Add-on products sold at the time of purchasing a motor vehicle include consumer-credit insurance, gap insurance, walkaway insurance and trauma insurance. Other products may relate to the vehicle, such as comprehensive insurance, extended-warranty insurance or tire and rim insurance.
The insurers says the factors identified in the ASIC report mean consumers often are unable to make well-informed choices when purchasing add-on insurance products as part of the car-buying process.

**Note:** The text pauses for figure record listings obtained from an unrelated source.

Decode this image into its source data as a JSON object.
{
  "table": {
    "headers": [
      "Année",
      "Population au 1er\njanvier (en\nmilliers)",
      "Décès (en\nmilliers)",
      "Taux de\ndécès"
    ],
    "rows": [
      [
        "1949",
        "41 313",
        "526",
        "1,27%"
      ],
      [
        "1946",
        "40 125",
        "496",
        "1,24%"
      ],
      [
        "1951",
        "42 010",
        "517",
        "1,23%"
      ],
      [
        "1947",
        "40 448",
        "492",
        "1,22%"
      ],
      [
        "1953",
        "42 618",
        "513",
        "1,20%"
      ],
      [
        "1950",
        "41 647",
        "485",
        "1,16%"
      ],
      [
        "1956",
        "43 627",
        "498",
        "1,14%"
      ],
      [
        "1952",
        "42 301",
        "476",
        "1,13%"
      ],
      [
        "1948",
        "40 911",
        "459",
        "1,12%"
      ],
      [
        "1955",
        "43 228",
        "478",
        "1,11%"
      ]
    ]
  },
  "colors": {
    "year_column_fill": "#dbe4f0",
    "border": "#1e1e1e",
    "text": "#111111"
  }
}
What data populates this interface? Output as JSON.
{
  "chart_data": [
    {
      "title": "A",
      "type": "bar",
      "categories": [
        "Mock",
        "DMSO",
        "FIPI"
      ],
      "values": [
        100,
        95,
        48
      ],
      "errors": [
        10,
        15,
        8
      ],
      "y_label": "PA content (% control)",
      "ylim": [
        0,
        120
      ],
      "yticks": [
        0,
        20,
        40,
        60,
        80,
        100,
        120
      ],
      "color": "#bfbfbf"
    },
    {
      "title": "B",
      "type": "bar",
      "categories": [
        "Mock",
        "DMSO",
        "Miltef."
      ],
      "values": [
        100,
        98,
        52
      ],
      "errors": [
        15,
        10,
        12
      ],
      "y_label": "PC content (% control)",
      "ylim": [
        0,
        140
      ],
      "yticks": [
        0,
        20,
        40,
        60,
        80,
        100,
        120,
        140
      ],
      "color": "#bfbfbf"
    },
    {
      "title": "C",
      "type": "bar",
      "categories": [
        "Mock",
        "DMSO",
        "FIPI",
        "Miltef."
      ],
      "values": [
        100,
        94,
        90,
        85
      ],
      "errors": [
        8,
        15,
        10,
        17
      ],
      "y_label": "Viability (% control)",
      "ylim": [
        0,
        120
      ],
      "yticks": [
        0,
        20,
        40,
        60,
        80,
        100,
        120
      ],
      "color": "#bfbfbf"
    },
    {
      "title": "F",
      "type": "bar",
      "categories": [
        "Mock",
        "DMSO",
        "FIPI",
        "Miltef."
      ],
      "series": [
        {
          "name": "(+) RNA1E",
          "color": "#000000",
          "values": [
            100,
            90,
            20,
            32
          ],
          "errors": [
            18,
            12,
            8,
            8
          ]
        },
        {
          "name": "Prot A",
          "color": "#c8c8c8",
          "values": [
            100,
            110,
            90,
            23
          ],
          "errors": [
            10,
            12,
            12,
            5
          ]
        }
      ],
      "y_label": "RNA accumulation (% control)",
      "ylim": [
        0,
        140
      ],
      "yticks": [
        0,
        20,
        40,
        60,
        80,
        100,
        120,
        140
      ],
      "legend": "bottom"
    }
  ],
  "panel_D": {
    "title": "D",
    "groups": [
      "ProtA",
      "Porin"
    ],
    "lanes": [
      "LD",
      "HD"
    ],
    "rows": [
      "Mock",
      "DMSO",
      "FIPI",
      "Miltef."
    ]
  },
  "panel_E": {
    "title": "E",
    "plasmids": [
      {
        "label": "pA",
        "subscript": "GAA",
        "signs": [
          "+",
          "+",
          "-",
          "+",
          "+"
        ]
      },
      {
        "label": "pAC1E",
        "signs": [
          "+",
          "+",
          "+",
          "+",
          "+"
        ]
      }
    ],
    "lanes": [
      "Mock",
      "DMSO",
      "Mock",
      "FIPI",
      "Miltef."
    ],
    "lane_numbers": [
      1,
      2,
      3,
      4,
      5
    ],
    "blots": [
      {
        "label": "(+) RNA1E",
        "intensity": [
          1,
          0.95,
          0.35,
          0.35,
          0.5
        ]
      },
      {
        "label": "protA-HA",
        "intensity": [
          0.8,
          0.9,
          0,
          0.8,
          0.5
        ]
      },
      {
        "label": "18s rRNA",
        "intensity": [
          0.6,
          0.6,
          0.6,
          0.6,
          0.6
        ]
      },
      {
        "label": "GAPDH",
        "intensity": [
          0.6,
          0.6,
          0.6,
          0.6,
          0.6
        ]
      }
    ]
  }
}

“This proposal doesn’t help to create an environment where consumers are in control and can benefit from effective competition,” ACCC Chairman Rod Sims says in a statement. “It is unlikely to address these market failures or improve the industry for consumers.
“A cap on commissions does not address these issues and will not remove the opportunity and incentive for insurers and dealerships to sell consumers expensive, poor-value products.”
While insurers would benefit from a cap at the expense of car dealers, Sims says, “this conduct is likely to lessen competition between insurers, including by creating greater opportunities for explicit or tacit collusion and greater shared knowledge between insurers of competitors’ costs.”
The ASIC report calls the dealerships’ insurance operations a market that is failing consumers and says their sale of add-on insurance is compromised by a lack of price competition, poorly designed products, poor value for money relative to premiums and a complex sales process that often does not disclose the total cost of coverage.
The ACCC says it is also concerned the arrangements wanted by the insurance companies, if implemented, could delay the development of more effective solutions to the problems ASIC has identified.
Australian Automotive Dealer Assn. CEO David Blackhall welcomes the ACCC ruling, saying his group “looks forward to continuing to work with ACCC and ASIC to ensure that any redesign of these products delivers real consumer benefits.”